From those of you who don’t know, Eden is a fishing and former whaling town way down the south east coast of New South Wales and the last settlement of any size before you ‘turn the corner’ at Green Cape and head along the south coast of the continent.
However, this morning we have news of a possible sixteenth century Portuguese wine jar having been dredged up off the coast by a trawler off Eden. The report’s slightly more tantalising with reports of other ceramics being dredged up, which may suggest a wreck.
If it was Spanish, we could wave our hands and say that it was from a Manila galleon blown badly off course on the route between the Phillipines and Mexico (Baja California) or possibly some undocumented voyage akin to Sarmiento de Gamboa’s voyage to the Solomon Islands.
If it’s Portuguese, it speaks of a slightly more determined interest in exploring the east coast of Australia, for the simple reason that the Portuguese sailed to the Spice Islands via the Cape of Good Hope and across the Indian Ocean, much as the Dutch and British East India Companies did in the following century, ie they must have deliberately set off from their base in Timor to explore the east coast of Australia …
[update 18 March 2015]
More handwaving here, but Pedro Fernando de Querios, who sailed with Sarmiento de Gamboa to the Solomon Islands also led a later expedition in 1605 that included the discovery of Espiritu Santo in what is now Vanuatu. de Querios was Portuguese in origin – which is nothing remarkable, Spain and Portugal were intertwined and many Portuguese served as navigators with Spanish ships.
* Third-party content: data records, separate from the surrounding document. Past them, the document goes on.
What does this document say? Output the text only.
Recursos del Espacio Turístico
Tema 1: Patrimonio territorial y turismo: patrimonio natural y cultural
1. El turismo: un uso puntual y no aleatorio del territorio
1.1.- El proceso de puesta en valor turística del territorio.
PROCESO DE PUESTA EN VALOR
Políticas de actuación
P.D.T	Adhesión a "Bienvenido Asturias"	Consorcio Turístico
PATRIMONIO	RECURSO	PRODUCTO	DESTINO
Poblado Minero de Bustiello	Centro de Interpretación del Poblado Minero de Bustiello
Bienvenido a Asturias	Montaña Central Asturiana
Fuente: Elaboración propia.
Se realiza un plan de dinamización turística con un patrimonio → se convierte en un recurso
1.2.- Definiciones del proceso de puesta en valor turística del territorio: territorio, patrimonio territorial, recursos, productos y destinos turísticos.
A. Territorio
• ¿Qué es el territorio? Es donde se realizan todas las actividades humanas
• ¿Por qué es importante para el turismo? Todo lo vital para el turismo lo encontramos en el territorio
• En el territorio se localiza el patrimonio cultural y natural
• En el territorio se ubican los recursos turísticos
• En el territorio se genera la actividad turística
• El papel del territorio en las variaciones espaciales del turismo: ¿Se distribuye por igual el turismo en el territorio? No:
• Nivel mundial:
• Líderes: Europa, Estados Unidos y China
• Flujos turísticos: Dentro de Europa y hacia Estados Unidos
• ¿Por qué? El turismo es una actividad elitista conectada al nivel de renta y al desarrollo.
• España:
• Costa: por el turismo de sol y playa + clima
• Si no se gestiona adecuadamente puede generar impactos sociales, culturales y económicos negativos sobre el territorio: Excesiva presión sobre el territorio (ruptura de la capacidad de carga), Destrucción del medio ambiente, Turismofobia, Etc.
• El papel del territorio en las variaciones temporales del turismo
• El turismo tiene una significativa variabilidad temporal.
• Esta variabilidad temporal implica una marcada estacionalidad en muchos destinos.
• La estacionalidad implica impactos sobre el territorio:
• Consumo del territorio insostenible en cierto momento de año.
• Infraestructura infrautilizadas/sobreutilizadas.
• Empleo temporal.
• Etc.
Interestingly, after leaving Espiritu Santo de Querios’s ship became separated from the others due to bad weather – after looking unsuccessfully for him, the other ships, under the command of Luis Vaz de Torres, he for whom the Torres strait is named, sailed north to Manila, charting the south coast of PNG along the way.
de Querios (and his ship) eventually turned up in Acapulco. He later bombarded the Spanish king with demands for funds to look for a great south land. One could conjecture that perhaps after leaving Espiritu Santo, de Querios was blown south and sailed down the coast of Australia before setting off for Acapulco, and that the Eden wine jar is one of his empties.